The DECstation system module is repackaged in a CPU drawer, mounted in a rack that permits the drawer to slide in and out. The CPU module contained an integrated TURBOchannel Extender, the power supply and a blower, which cooled the system. However, as the system module that these systems use does not feature multiprocessing capabilities, the presence of two CPU drawers in a rack amounted to two separate systems. The mass storage drawers, in such a case, would be divided between the CPU drawers, with a minimum of one per a CPU drawer.

It included two models of mass storage drawers. One model may contain one to four 5.25-inch full-height non-removable, one 5.25-inch full-height removable or non-removable and two 5.25-inch half-height removable devices.
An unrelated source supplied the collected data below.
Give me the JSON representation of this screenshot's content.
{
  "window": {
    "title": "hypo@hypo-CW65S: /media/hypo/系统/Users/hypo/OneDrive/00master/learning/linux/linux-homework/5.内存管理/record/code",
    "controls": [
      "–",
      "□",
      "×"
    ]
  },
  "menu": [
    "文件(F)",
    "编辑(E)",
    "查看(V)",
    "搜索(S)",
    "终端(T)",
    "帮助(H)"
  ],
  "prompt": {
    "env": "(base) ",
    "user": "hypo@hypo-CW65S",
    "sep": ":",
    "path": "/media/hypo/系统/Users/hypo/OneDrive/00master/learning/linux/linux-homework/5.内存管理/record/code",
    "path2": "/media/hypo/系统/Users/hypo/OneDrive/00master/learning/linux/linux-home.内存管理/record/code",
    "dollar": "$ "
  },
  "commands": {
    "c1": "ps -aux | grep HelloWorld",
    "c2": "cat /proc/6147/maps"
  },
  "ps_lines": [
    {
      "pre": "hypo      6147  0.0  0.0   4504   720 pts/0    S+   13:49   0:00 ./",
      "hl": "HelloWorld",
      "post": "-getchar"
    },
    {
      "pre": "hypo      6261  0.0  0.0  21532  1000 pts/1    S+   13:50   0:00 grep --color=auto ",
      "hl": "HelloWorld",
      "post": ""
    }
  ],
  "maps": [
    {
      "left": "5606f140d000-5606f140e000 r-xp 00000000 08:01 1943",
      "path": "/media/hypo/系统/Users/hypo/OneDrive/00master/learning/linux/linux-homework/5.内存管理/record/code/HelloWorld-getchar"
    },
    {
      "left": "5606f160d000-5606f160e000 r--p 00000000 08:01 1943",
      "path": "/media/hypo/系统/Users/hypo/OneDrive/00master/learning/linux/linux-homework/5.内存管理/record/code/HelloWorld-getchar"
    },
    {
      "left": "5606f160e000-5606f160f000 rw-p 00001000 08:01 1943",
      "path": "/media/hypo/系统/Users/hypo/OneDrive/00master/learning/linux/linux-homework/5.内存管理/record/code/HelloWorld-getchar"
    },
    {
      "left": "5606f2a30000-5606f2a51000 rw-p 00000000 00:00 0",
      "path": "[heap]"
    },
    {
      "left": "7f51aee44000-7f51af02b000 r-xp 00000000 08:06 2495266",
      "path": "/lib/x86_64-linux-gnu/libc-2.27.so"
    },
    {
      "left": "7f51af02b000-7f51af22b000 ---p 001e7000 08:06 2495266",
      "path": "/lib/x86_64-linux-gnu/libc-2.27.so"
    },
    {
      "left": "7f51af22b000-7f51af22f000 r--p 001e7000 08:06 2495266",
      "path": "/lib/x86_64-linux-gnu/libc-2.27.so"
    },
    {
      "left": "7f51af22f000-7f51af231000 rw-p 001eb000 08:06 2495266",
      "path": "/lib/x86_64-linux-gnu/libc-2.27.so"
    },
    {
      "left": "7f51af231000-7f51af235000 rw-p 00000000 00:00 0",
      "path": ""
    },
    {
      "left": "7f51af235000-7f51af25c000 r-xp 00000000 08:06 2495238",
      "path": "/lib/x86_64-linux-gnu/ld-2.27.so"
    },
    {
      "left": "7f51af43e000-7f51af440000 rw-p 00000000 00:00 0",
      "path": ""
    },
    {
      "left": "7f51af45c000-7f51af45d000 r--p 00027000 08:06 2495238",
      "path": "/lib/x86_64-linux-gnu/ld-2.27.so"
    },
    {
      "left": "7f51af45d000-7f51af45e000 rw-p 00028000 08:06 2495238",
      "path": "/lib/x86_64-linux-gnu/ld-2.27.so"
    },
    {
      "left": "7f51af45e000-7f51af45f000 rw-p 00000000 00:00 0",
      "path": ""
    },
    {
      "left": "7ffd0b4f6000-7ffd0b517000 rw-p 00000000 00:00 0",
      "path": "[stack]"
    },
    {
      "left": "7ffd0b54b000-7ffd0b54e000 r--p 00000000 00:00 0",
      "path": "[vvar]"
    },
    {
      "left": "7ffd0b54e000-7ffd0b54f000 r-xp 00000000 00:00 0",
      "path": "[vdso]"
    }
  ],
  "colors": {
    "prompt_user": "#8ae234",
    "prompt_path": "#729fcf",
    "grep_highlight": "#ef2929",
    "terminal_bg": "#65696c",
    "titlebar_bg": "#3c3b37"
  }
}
The other model may contain one to five 5.25-inch full-height non-removable, one 5.25-inch removable and two 5.25-inch half-height removable devices. In both models, a 400 W power supply sat at the rear of the drawer.

The H9A00 enclosure, a 19-inch rack, contained a minimum of one CPU drawer and one mass storage drawer. A power controller at the bottom of the enclosure distributed power to the CPU and mass storage drawers. The rack could contain a maximum of two CPU drawers and four mass storage drawers.

The DECsystem 5900 had a width of 61 cm, a height of 170 cm, a depth of 86.4 cm and a weight of 265 to 485 kg depending on the configuration.